Thursday, June 18, 2015

Struggle

       Contending with the globe, we are like Jacob wrestling with the angel. The fight is long and hard amid the mystery and the darkness, and the great Power seems reluctant to bless us; but the breaking of the day comes, and we find ourselves blest with corn, wine, oil, purple, feasts, flowers. Ah! and with gifts far beyond those of basket and store--ripened intelligence, self-reliance, courage, skill, manliness, virtue. Of course, man suffers in the conflict, as the patriarch did. When we see the farm laborer bent double with rheumatism, or the collier mutilated by the explosion in the mine, or the grinder with his lung gone, or the weaver with his enfeebled physique, or the seaman prematurely old through his battle with wind and wave, or any of the million workers who carry pathetic signs of the arduousness of toil, we see the limp of the victorious wrestler.
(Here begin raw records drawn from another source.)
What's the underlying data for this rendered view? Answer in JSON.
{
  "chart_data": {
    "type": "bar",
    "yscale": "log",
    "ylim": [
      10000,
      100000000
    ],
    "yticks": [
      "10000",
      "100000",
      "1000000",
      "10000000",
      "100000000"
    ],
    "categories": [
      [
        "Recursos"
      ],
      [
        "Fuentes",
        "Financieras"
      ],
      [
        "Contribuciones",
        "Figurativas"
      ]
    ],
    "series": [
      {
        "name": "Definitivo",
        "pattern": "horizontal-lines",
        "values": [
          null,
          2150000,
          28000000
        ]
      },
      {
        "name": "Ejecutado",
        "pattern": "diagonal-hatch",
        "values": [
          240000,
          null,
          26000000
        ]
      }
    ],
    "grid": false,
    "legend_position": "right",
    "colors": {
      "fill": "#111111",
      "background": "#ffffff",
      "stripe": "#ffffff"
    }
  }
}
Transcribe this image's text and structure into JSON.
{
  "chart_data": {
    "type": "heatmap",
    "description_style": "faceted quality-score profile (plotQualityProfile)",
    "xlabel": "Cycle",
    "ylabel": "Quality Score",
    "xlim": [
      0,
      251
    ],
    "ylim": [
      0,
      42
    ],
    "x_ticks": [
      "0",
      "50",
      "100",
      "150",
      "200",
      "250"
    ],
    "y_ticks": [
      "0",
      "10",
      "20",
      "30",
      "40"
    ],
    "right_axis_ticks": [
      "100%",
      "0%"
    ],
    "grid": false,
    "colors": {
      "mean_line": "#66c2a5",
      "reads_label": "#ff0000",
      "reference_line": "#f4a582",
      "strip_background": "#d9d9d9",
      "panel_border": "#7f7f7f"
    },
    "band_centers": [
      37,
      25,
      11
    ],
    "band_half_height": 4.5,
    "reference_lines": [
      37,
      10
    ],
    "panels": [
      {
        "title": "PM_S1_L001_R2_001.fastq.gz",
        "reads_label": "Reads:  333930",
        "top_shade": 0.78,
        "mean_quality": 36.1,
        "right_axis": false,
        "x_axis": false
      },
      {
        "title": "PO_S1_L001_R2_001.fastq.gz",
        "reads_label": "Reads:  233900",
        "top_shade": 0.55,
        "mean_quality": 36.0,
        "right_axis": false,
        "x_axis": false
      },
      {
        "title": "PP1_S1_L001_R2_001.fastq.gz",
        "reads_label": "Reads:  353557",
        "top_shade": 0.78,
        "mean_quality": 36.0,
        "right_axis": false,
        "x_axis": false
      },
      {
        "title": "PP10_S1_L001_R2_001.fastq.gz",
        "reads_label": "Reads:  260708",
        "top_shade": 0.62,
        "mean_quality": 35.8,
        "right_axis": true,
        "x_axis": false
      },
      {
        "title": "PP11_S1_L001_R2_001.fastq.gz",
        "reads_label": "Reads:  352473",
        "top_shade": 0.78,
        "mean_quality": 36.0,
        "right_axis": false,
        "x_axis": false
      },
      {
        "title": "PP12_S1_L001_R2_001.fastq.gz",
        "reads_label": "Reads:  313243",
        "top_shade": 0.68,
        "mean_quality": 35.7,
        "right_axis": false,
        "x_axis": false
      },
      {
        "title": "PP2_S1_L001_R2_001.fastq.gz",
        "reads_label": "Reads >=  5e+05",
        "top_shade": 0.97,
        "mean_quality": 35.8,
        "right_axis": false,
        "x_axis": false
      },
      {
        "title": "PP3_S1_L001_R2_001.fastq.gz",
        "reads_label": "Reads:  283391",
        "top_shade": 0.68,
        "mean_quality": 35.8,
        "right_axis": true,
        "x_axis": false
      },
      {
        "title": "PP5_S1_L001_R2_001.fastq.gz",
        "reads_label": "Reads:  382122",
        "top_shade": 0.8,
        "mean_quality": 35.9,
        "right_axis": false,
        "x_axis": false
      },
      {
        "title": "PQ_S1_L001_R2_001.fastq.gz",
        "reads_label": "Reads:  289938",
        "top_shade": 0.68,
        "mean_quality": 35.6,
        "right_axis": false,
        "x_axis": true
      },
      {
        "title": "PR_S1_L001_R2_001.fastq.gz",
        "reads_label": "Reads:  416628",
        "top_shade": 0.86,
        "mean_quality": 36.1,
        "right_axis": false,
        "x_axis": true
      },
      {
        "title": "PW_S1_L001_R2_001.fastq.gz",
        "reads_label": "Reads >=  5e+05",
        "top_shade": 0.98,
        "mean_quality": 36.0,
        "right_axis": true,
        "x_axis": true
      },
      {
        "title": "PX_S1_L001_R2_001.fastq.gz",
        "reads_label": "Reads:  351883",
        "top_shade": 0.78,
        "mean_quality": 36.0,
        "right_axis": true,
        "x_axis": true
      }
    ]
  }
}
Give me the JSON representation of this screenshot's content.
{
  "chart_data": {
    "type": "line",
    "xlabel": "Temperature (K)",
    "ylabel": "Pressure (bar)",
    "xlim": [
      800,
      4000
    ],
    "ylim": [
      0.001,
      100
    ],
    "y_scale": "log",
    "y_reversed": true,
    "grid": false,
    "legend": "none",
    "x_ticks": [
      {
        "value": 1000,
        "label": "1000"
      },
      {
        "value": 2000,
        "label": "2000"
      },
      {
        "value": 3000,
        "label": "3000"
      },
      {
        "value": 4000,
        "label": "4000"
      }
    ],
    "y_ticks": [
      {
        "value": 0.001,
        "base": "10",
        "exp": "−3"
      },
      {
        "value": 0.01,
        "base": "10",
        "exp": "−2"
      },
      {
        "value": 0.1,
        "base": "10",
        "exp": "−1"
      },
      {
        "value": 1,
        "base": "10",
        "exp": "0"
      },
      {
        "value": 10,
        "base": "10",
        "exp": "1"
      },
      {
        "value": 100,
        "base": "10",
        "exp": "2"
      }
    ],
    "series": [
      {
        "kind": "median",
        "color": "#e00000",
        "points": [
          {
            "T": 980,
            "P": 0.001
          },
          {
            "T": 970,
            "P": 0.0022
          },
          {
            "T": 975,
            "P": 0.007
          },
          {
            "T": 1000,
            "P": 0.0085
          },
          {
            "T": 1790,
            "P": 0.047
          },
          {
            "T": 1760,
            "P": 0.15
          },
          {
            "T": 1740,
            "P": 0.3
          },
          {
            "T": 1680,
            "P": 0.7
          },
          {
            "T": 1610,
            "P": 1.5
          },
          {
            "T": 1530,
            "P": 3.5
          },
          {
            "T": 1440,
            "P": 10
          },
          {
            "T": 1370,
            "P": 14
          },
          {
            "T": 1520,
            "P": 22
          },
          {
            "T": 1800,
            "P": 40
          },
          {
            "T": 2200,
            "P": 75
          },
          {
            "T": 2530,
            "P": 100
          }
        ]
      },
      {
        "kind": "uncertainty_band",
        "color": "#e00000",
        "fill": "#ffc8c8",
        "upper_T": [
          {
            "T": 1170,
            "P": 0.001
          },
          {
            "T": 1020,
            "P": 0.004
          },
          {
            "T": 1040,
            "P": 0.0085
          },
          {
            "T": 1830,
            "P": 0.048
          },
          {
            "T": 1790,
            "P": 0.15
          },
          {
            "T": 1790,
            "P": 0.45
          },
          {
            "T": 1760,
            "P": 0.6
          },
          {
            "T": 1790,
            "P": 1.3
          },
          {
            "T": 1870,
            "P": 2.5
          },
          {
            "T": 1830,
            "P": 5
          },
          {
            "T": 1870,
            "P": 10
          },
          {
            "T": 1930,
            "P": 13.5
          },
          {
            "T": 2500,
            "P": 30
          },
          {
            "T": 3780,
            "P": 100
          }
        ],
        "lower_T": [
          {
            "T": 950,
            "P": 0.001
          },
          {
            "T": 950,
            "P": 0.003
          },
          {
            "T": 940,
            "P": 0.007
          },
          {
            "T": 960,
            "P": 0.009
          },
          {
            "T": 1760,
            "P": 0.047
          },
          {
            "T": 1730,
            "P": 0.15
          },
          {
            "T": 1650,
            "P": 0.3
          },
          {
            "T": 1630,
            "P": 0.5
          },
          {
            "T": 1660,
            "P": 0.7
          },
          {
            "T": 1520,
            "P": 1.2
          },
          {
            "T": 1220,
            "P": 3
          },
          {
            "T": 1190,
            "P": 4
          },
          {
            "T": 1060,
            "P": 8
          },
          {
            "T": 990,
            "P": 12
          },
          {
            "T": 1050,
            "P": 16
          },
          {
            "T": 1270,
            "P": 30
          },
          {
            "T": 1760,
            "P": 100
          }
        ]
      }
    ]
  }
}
In the South Seas the natives lie on their backs and the bread-fruit drops into their mouths. But these make a poor show in the grand procession of the ages.

The law of life is truly severe which enjoins that man shall eat bread in the sweat of his face, but in this struggle for life our great antagonist is our great helper; we are leaving barbarism behind us; we are undergoing a magnificent transformation; we are becoming princes of God and heirs of all things.-- W. L. Watkinson, "The Transfigured Sackcloth."